Nascida em Pelotas, Daniela é formada em Psicologia pela Universidade Católica de Pelotas, doutorada pela Universidade Federal do Rio Grande do Sul (UFRGS) e trabalha como professora na Universidade Federal do Rio Grande (FURG), onde mora. Ano passado, Daniela lançou o seu livro de estreia "Boneca Russa em Casa de Silêncios", pela Editora Patuá.
Na entrevista abaixo, a escritora nos conta um pouco sobre seu livro, como funciona seu processo de criação e dá sua opinião sobre a relação internet x novos autores.
Corrente Literária: Você
publicou ano passado o seu livro de estreia "Boneca Russa em Casa de
Silêncios", pela Editora Patuá. Por que poesia? Qual o significado do
título?
Daniela Delias: A minha aproximação com a poesia talvez se explique
pela forma como me dedico à leitura do gênero: é uma necessidade. Eu me sinto
absolutamente ligada à poesia, à leitura diária de diversos autores e ao desejo
de sempre descobrir novos poetas e escritores. Penso que a publicação de um
livro de poesia mais de vinte anos após a escrita dos primeiros poemas poderia
indicar uma crença em um possível processo de amadurecimento, o qual envolve a
escrita. O título “Boneca Russa em Casa de Silêncios” veio de um poema que está
no livro, chamado “Dentro”. Há uma parte do poema que diz: “Eu estava aqui dentro, você me ouvia?/ boneca russa em casa de
silêncios/ antes do verbo, dentro da carne/ meus tambores apontavam a
direção...”. Há inúmeras possibilidades de leitura, mas talvez me
referisse, no momento da escrita, a esses tantos dentros que compõem os meus silêncios. Havia lido um conto
belíssimo do escritor Assis Freitas, chamado “A intangível”, no qual o narrador
fala sobre o amor por uma mulher e do tanto que é preciso andar/entrar até
acessá-la: ela está em uma cidade, dentro da cidade há uma rua, dentro da rua
há uma casa, dento da casa há um quarto...e por aí vai (risos). Tão dentro,
impossível – diz a personagem. Ao mesmo tempo, o que está dentro de um pode ser
acessado pelo outro, como ocorre na leitura de um poema. Por mais silenciosa e
de difícil acesso que seja a última bonequinha que compõe a Matrioska do meu
imaginário, ela toca tambores, tambores que apontam uma direção.
CL: Qual
a temática do livro?
DD: Não sei se conseguiria definir uma temática. Mas
creio que muitos poemas que estão no livro falam sobre desejos e esperas,
presenças e ausências, palavras e silêncios, e também sobre o ser poeta, sobre
o prazer e o desprazer presentes na escrita poética.
CL: Qual
seu processo de criação?
DD: O meu processo criativo começa geralmente de uma
inquietação, de um desejo. Esse desejo, na maior parte das vezes, associa-se a
uma palavra ou frase, mas tenho a impressão de que a palavra seria uma espécie
de elaboração secundária de algo que inicialmente não tem nome: uma sensação,
sentimento, uma reação às coisas de dentro (tenho a impressão de que, mesmo
considerando estímulos externos, o poema só acontece porque se liga ao desejo,
ao que está dentro). Eu não chamaria a isso, necessariamente, de inspiração.

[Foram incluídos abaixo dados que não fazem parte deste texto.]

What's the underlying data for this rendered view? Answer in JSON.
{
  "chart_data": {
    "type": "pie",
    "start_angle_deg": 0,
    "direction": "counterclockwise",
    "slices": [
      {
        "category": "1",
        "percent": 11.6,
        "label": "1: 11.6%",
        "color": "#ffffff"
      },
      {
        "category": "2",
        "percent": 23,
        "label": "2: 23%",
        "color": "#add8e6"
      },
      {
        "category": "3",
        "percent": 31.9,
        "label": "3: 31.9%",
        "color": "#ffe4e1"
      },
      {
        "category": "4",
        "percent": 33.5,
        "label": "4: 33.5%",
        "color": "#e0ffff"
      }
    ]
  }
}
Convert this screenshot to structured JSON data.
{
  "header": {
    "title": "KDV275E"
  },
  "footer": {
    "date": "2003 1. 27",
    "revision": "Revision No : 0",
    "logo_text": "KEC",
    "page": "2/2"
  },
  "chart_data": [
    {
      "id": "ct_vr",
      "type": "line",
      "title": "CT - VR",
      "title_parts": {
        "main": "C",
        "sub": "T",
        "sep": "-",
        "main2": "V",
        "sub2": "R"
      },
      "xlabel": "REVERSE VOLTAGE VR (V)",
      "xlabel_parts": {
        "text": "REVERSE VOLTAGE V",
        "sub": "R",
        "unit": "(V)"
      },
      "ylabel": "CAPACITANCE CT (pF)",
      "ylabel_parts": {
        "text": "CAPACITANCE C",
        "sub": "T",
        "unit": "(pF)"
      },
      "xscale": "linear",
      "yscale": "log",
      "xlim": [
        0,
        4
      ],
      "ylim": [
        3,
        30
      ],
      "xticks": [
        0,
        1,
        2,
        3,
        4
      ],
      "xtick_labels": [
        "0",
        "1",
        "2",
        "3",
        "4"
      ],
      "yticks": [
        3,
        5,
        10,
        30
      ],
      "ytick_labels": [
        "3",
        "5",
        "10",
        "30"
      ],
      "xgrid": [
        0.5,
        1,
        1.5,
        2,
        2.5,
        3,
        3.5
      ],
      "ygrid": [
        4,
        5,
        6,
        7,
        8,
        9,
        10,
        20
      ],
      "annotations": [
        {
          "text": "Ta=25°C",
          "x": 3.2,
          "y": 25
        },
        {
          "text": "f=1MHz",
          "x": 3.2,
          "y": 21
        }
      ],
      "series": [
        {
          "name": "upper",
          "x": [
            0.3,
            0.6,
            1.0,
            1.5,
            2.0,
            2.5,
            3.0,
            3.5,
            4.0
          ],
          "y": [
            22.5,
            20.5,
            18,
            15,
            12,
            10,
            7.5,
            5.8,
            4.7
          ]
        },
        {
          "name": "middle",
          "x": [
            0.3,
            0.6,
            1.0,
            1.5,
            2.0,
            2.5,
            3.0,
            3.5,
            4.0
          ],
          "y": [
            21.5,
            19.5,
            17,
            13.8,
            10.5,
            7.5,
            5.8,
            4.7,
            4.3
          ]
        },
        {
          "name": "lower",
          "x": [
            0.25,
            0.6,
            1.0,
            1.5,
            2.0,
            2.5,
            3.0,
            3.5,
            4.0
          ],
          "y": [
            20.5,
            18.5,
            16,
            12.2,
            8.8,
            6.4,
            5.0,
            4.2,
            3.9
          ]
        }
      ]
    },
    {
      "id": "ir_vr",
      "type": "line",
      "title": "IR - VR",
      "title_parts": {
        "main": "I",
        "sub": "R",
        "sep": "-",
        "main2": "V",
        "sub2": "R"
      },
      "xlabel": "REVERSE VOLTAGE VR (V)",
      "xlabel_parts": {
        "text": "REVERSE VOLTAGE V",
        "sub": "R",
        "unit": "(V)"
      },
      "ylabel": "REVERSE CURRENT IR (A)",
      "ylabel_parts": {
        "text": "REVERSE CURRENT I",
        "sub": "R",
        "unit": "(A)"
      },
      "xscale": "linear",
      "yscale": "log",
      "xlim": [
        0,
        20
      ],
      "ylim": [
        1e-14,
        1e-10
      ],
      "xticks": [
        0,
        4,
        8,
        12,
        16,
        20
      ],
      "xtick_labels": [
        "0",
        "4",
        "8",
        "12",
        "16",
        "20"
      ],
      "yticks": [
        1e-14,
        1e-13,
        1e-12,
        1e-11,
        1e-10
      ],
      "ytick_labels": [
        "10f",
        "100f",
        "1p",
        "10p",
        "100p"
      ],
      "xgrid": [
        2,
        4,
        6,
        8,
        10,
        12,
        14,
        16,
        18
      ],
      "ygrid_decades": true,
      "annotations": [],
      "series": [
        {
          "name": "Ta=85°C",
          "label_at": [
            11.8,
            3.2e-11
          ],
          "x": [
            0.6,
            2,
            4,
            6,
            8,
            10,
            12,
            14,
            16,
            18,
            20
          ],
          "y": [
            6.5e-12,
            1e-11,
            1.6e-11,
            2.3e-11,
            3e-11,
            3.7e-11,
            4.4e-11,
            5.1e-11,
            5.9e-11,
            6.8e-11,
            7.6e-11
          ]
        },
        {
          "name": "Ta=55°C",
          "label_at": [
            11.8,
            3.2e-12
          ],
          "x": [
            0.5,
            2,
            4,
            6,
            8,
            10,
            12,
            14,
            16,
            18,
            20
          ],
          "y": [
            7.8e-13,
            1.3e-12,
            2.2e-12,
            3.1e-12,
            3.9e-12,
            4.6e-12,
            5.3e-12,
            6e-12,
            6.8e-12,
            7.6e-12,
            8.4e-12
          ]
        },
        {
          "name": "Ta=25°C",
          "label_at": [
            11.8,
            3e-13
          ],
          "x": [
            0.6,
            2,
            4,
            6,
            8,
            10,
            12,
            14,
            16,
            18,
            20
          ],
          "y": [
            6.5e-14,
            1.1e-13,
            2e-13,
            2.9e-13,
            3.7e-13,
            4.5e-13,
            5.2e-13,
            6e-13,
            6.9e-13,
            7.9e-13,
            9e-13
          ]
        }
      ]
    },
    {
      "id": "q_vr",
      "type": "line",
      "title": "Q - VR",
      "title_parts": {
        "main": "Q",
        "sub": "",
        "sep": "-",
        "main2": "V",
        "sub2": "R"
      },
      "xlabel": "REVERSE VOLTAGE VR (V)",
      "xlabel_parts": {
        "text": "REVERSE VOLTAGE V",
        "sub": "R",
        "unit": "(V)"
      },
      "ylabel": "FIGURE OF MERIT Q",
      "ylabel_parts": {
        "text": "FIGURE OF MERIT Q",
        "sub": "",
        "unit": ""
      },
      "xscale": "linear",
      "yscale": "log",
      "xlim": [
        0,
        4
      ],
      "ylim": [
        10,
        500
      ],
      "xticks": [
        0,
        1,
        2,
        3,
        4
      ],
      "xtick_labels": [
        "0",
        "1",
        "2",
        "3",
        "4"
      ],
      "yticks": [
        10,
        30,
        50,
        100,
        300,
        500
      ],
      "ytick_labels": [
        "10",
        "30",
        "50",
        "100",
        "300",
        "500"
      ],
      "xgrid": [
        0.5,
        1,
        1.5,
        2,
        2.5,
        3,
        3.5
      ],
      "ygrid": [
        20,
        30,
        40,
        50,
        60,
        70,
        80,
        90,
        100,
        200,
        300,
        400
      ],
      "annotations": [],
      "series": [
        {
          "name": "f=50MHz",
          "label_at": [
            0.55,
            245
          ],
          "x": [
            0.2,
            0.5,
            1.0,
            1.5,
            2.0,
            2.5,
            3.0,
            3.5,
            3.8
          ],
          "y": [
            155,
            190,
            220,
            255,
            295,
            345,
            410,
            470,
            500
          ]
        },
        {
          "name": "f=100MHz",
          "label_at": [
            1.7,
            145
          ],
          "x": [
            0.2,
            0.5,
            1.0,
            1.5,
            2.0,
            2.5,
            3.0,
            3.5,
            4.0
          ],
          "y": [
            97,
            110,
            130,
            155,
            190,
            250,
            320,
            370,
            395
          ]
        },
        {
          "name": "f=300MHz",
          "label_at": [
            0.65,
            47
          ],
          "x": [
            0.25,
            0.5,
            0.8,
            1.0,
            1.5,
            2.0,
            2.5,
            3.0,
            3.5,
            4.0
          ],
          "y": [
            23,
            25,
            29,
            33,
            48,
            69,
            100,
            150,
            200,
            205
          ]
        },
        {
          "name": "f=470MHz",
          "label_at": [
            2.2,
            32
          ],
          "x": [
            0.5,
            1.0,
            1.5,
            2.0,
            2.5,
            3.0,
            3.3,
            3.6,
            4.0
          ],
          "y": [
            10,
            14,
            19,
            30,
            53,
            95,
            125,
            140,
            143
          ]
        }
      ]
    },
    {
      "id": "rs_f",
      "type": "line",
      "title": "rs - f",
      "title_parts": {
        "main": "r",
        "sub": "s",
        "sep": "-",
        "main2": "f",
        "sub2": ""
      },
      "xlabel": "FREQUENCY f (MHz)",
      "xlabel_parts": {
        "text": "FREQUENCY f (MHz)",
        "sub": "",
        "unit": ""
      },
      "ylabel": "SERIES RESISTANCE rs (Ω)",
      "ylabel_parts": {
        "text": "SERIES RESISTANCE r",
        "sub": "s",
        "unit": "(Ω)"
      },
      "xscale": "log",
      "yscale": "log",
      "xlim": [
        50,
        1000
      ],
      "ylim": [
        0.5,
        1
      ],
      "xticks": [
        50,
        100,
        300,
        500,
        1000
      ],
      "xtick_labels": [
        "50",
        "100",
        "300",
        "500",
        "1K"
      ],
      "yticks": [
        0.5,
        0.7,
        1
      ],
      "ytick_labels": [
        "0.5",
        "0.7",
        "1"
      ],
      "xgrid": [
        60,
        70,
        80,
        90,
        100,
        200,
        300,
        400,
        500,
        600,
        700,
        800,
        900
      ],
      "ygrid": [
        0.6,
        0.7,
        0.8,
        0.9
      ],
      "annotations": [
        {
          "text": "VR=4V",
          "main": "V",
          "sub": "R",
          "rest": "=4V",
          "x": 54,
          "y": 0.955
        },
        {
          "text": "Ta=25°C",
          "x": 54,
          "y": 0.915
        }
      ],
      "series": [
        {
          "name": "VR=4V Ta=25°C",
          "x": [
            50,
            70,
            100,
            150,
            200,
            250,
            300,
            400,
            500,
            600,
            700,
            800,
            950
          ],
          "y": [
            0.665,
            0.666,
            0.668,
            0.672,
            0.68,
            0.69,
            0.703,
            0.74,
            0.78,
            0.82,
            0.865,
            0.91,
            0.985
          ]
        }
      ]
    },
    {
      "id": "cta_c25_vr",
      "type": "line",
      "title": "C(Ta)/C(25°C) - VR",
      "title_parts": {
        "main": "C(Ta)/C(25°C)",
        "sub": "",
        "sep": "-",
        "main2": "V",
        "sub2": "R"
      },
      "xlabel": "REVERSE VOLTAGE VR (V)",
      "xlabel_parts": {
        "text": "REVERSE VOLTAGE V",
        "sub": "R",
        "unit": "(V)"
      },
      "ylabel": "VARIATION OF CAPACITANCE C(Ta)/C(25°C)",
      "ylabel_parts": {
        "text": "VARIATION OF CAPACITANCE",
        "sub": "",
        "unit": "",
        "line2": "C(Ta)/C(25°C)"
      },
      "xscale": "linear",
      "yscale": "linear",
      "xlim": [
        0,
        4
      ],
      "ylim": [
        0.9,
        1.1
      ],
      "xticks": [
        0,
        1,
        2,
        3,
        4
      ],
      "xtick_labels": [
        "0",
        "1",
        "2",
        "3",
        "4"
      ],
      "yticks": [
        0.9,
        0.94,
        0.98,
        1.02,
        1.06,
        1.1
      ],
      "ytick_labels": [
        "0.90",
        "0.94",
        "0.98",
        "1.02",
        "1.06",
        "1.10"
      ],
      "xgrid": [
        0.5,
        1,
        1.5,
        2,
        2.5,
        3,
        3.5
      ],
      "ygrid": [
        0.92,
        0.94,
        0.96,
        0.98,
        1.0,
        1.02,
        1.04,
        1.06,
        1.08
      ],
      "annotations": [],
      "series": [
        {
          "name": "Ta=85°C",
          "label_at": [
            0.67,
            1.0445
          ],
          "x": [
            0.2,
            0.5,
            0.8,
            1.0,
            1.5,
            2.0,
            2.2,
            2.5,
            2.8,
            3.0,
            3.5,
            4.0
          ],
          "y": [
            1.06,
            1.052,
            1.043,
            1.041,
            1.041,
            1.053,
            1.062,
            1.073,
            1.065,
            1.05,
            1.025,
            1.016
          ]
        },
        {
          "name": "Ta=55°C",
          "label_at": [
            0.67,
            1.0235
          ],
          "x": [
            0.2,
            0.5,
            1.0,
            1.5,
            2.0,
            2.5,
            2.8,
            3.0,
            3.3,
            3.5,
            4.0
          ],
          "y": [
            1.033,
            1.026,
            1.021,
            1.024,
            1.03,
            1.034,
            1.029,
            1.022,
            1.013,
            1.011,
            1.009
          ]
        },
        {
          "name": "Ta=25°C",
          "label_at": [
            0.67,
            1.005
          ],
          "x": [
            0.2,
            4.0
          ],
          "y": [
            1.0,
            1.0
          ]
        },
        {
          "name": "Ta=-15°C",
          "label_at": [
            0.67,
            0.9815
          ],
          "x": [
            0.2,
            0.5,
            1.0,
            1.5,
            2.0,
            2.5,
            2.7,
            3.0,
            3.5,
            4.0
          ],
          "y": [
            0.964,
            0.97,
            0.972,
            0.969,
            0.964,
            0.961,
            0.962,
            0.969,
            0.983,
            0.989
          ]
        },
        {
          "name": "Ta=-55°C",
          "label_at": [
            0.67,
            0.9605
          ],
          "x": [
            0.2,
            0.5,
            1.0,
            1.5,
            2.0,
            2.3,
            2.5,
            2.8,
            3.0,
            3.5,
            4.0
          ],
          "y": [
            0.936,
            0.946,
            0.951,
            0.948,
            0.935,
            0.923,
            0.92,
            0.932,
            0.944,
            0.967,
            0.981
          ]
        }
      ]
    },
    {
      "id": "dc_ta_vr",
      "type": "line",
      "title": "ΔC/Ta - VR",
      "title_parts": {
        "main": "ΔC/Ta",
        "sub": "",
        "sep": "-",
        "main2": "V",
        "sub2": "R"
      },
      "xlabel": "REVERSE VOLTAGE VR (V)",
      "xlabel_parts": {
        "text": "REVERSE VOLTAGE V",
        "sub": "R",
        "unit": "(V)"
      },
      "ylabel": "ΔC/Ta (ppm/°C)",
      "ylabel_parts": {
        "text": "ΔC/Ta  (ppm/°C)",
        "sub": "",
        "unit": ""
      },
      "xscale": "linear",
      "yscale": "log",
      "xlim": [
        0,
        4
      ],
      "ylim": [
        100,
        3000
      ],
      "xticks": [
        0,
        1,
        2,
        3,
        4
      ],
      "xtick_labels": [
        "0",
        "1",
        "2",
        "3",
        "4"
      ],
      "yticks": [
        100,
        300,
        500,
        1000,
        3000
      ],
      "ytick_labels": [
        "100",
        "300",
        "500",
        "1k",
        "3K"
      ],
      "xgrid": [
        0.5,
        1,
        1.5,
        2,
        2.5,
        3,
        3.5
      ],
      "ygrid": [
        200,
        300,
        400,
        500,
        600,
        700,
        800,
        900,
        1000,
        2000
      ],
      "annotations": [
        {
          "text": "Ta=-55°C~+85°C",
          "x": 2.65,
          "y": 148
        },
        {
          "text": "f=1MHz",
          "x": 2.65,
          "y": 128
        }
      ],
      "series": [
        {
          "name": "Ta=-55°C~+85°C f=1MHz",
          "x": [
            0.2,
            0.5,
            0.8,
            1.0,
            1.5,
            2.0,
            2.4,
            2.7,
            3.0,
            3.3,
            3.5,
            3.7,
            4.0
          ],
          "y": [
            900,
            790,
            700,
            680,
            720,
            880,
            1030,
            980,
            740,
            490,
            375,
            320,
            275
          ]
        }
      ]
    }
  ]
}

Para mim, dificilmente um poema surge de forma livre, espontânea, ou como uma
psicografia (risos). Há uma espécie de mergulho inicial, e ele só acontece
quando consigo vir à superfície para respirar e pensar sobre o conteúdo. E, uma
vez iniciado o processo, há um trabalho posterior de lapidação, de cuidado com
a palavra. A “inquietação” pode durar vários dias e se transformar (ou não) em
versos. De certa forma, reconheço uma rotina na minha criação. Eu preciso estar
só e em contato com outras leituras, e normalmente escrevo durante a madrugada,
sem os sons do dia. Ainda não trabalhei com uma temática prévia ou com a ideia
de textos que podem compor um conjunto. O que escrevo publico inicialmente em
meu blog, sem pensar necessariamente que outras publicações o poema poderá ter.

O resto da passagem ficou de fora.